COS 34-4
Tree species mapping in a diverse tropical forest with airborne imaging spectroscopy

Tuesday, August 12, 2014: 9:00 AM
314, Sacramento Convention Center
Claire A. Baldeck, Department of Global Ecology, Carnegie Institution for Science, Stanford, CA
Gregory P. Asner, Department of Global Ecology, Carnegie Institution for Science, Stanford, CA
Roberta E. Martin, Department of Global Ecology, Carnegie Institution for Science, Stanford, CA
Christopher B. Anderson, Department of Global Ecology, Carnegie Institution for Science, Stanford, CA
David E. Knapp, Department of Global Ecology, Carnegie Institution for Science, Stanford, CA
James R. Kellner, Department of Ecology and Evolutionary Biology, Brown University, Providence, RI
S. Joseph Wright, Smithsonian Tropical Research Institute, Panama
Background/Question/Methods

Mapping tree species with remote sensing is of great interest to ecologists, but the ability of remote sensing to distinguish tree species in highly diverse, closed-canopy tropical forests remains poorly understood.  Operational remote species mapping has not previously been accomplished in a diverse tropical forest, partly due to limitations imposed by traditional mapping methods.  We used imaging spectroscopy data collected by the Carnegie Airborne Observatory along with recently developed and new classification methods to identify individuals of three canopy tree species amongst a diverse background of hundreds of tree and liana species on Barro Colorado Island, Panama.
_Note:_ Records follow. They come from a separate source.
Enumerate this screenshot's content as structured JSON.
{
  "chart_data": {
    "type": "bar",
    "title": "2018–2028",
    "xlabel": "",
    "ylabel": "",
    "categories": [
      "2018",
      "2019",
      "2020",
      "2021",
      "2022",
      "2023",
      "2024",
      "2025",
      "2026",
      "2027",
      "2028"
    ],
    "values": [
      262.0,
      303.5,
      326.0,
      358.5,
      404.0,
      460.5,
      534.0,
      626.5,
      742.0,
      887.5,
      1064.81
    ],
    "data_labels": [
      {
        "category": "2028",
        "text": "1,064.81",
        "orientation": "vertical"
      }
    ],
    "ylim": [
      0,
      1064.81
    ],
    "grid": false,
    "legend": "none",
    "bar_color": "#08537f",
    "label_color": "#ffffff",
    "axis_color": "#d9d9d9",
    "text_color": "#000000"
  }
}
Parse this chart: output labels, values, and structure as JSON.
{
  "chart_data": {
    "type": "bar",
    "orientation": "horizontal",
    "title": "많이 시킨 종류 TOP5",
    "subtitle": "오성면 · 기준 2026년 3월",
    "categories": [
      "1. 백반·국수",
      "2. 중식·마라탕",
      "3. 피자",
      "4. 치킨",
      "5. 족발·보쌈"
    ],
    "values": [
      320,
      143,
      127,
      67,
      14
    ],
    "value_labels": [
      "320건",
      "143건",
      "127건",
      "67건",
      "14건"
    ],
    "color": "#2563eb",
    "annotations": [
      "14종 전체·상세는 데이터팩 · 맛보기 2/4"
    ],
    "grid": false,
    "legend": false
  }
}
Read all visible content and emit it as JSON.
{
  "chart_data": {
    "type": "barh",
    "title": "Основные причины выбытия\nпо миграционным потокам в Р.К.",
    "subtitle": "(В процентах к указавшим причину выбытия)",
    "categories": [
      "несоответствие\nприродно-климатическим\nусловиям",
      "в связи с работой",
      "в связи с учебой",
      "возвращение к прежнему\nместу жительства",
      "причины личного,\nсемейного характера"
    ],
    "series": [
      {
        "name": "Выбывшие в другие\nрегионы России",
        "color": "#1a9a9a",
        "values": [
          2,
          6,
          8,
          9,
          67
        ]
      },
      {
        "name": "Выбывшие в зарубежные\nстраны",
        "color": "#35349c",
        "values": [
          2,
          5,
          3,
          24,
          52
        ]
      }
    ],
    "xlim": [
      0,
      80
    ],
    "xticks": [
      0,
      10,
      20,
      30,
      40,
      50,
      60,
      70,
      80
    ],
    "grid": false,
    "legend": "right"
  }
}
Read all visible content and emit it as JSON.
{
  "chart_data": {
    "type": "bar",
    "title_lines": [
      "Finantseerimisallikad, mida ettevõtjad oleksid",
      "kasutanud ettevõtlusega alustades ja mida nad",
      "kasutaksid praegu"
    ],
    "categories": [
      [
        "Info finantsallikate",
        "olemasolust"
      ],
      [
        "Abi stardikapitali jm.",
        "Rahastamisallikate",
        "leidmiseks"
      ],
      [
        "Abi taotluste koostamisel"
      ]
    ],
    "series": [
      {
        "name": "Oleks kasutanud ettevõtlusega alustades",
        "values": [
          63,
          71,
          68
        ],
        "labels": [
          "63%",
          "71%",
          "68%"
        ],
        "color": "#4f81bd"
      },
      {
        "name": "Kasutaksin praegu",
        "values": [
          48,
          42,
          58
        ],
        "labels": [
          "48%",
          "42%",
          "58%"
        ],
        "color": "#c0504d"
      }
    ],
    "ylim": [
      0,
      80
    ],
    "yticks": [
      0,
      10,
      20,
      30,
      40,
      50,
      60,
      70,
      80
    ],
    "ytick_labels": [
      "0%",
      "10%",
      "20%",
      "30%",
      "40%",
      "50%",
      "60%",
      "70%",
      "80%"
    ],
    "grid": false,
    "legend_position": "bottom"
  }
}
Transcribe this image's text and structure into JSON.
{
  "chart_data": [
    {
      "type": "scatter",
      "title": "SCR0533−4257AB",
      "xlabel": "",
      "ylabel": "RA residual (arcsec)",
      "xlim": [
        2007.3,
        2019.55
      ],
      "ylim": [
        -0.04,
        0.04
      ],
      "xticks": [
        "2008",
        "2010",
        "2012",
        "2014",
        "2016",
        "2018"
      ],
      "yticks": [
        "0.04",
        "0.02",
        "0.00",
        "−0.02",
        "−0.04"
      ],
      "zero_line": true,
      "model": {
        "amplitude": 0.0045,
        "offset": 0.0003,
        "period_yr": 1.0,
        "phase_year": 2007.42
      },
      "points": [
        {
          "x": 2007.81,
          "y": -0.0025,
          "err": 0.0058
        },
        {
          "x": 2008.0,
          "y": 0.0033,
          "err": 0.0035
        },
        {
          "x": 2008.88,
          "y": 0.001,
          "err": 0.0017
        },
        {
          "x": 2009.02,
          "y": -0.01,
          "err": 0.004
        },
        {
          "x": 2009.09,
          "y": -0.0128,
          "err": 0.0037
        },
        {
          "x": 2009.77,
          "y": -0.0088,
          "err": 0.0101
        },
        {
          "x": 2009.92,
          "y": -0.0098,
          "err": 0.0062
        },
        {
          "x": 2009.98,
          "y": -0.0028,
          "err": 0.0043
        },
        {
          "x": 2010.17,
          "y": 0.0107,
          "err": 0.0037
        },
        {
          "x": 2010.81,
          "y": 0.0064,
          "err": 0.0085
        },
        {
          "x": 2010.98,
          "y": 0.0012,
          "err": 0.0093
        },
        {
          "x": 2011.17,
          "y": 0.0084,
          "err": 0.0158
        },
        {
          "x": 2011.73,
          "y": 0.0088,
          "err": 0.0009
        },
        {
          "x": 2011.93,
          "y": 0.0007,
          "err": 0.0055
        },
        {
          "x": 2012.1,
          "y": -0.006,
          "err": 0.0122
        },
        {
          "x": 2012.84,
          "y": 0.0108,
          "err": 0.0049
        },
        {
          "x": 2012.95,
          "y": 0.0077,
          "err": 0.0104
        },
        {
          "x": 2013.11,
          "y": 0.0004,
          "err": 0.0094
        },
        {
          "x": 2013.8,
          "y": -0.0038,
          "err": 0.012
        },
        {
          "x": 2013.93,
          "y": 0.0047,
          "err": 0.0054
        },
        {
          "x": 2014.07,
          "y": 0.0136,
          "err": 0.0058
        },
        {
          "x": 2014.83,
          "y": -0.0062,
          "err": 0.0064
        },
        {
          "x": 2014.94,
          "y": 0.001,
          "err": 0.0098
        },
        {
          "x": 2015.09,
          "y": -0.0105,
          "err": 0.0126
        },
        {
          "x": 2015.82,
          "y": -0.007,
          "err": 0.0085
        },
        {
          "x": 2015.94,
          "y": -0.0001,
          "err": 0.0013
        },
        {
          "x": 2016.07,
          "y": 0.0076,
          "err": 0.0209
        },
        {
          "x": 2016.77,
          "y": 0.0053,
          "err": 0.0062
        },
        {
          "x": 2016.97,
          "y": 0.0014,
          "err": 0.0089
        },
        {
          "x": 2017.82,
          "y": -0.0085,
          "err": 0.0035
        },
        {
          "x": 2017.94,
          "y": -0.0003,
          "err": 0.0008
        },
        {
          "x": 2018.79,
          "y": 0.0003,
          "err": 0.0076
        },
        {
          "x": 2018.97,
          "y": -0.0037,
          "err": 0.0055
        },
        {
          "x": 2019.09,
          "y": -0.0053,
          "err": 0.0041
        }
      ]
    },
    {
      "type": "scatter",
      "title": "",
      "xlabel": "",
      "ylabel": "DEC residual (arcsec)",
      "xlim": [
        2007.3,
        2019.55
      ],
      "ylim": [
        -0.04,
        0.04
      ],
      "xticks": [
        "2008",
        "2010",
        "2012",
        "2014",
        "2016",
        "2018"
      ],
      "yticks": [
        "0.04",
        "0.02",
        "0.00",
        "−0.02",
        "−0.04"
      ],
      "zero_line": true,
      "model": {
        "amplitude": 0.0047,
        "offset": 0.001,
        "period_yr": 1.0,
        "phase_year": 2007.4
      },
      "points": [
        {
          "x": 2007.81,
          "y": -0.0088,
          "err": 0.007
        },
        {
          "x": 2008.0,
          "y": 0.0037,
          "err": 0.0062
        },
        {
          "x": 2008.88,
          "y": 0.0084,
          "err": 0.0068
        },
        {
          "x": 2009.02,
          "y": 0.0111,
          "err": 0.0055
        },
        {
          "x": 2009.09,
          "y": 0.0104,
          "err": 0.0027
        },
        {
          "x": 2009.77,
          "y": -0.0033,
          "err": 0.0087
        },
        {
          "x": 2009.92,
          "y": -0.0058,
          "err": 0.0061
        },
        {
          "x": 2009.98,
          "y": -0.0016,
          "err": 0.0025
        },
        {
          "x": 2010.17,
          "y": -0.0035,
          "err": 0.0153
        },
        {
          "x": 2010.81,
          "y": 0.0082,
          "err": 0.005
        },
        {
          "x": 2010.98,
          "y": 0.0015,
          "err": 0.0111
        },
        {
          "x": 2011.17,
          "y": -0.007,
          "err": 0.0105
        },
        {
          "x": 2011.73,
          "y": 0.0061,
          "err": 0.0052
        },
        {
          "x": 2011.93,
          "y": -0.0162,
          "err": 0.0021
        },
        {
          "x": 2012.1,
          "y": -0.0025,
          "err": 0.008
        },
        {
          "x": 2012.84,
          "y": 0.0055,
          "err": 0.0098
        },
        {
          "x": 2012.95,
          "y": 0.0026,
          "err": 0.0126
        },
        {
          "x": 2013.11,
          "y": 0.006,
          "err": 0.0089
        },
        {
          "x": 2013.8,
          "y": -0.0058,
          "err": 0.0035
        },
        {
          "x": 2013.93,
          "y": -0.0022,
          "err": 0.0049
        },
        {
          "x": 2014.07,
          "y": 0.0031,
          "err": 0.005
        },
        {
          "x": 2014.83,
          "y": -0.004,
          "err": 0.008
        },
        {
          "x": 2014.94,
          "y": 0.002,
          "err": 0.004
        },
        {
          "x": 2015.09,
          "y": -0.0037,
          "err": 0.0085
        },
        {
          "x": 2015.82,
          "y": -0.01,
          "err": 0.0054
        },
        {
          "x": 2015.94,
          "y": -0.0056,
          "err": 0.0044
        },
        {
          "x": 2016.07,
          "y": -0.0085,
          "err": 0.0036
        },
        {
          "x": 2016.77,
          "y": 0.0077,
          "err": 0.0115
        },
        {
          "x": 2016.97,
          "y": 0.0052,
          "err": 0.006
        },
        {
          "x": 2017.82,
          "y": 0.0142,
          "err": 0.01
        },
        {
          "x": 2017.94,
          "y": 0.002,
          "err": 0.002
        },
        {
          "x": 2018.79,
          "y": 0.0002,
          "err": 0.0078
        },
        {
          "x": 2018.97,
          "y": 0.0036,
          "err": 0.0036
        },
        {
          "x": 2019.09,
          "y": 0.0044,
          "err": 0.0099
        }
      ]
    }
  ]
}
First, we compared the performance of two leading methods – binary support vector machine (SVM) and biased SVM – in identifying pixels belonging to the focal species.  We used the preferred method to construct a multi-species classification to be applied to the image, and performed morphological image manipulation and segmentation to identify individual crown objects from the species predictions.  We then returned to the island to perform field validation of the predicted crowns objects.

Results/Conclusions

Both binary and biased SVM models were able to identify pixels of focal species with high pixel-level recall accuracy of 92–97% and 84–93%, respectively.  Biased SVM was chosen as the basis of the multi-species classification model because of its higher precision. Field validation of the crown predictions from the multi-species model indicated that our method had high crown-level precision, with a false positive error rate of only 0–3%. These results demonstrate the ability of high spatial and spectral resolution remote sensing to accurately map crowns of focal species within a diverse tropical forest.  This was made possible through the use of mapping techniques adapted to species detection in diverse closed-canopy forests, which will pave the way for species mapping in a wider variety of ecosystems.